本日は大安なり 辻村深月著 角川書店 2011年

 憧れの高級結婚式場で、同日に行われる4つの結婚式を描いたオムニバス小説。
 吉川英治文学新人賞受賞作品。
 ネタばれになってます、すみません;

 山井多香子はウェディングプランナー。今回担当した花嫁は、5年前、結婚直前まで行った自分の恋人を奪った女だった。多香子のことなどすっかり忘れ去っているようで、プランにも我がまま放題を言う。彼女を幸せに送り出すことが、自分のプロとしてのプライド。でもやはりと言うべきか、式当日もトラブルは起こった。

 加賀山妃美佳と鞠香は双子の姉妹。お互いにコンプレックスを持ちながら育ってきた。今日は妹の妃美佳の結婚式。妃美佳は鞠香に、ウェディングドレスを着て自分を演じてほしい、と頼む。親さえ見抜けないこの入れ替わりを、花婿の映一が見抜くことを願って。

 白須真空は7歳。叔母のりえちゃんが今日結婚する。
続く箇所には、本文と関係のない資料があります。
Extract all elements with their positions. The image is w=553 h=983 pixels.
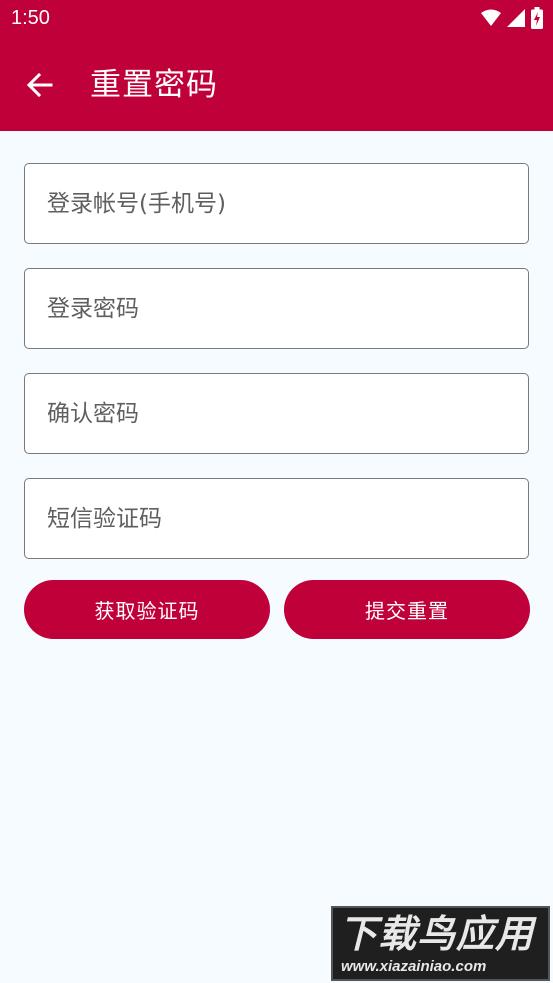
signal-icon	[507, 9, 525, 27]
wifi-icon	[481, 9, 501, 26]
status-time: 1:50	[11, 7, 50, 29]
watermark-logo: 下载鸟应用 www.xiazainiao.com	[331, 906, 550, 981]
submit-reset-button[interactable]: 提交重置	[284, 580, 530, 639]
password-input[interactable]	[25, 269, 528, 348]
app-bar: 重置密码	[0, 36, 553, 131]
get-code-button[interactable]: 获取验证码	[24, 580, 270, 639]
page-title: 重置密码	[90, 67, 218, 103]
battery-charging-icon	[531, 7, 543, 29]
password-field[interactable]	[24, 268, 529, 349]
confirm-password-field[interactable]	[24, 373, 529, 454]
status-icons	[481, 7, 543, 29]
watermark-url: www.xiazainiao.com	[341, 958, 487, 975]
account-field[interactable]	[24, 163, 529, 244]
sms-code-input[interactable]	[25, 479, 528, 558]
back-button[interactable]	[18, 63, 62, 107]
watermark-title: 下载鸟应用	[339, 912, 535, 956]
sms-code-field[interactable]	[24, 478, 529, 559]
status-bar: 1:50	[0, 0, 553, 36]
account-input[interactable]	[25, 164, 528, 243]
arrow-left-icon	[27, 73, 53, 97]
confirm-password-input[interactable]	[25, 374, 528, 453]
相手の東さんは7歳も下でもっさりとしていて頼りなくて、まるで気に入らない。それに、真空は見てしまったから。東さんが、職場の女の人と親しげに話していたのを。式の途中でりえちゃんに毒入りりんごを食べさせるという会話を。

 鈴木陸雄は夕方からの式の花婿だった。「運命の女」「唯一無二の相手」だと思っている妻・貴和子を裏切って浮気した相手との結婚話が、あれよあれよと転がってしまったから。こうなったら式自体を潰すしかないと、陸雄はホテルへの放火を企んでいた。誰か止めてくれ、と念じながら。

 そして、ホテル・アールマティに非常ベルが鳴り響く。…


 面白かったです。
 いや、何かね、オチに察しのついてしまうものもあったんですが、それでも爽快でした、ハッピーウェディング、ハッピーエンディング。
 惜しむらくはやっぱりリンクが張られていたこと(ファンに怒られそうだなぁ;)。東くんの友人・狐塚くんが、真空の味方になってくれるかどうかではらはらさせる場面があったんですが、名前に覚えがあったせいで「…いや、いい人でしょ、この人」とあっさり何の疑問も持ちませんでしたもの。それにしても東くんも東くんだ、恋人の家族と会う時にあの態度ではあれこれ言われても仕方ないぞ;
 鈴木陸雄だけは、これはあの程度で許しちゃいけないでしょうと思いましたけど。彼の独白は何を勝手なこと言ってるやら、と結構むかつきましたねぇ。殴るくらいで済ませるのかしら、みんな優しいなぁ。
 エピローグ、双子の、式をそっくりやり直したというエピソードは「なるほど!」でした。その本当の意味を判ってるのは、双子と新郎と読者だけなんですよね。
 わがまま花嫁・大崎玲奈の友人・野原さんてのは、どこか別の作品に出て来た人かしら。…リンクを否定しといて言う言葉ではありませんが(苦笑;)。
 それにしても、結婚式って高いなぁ;



 追記:そうそう、書こうと思って忘れてたので追記。
 これ、奥付が洒落てるんですよね。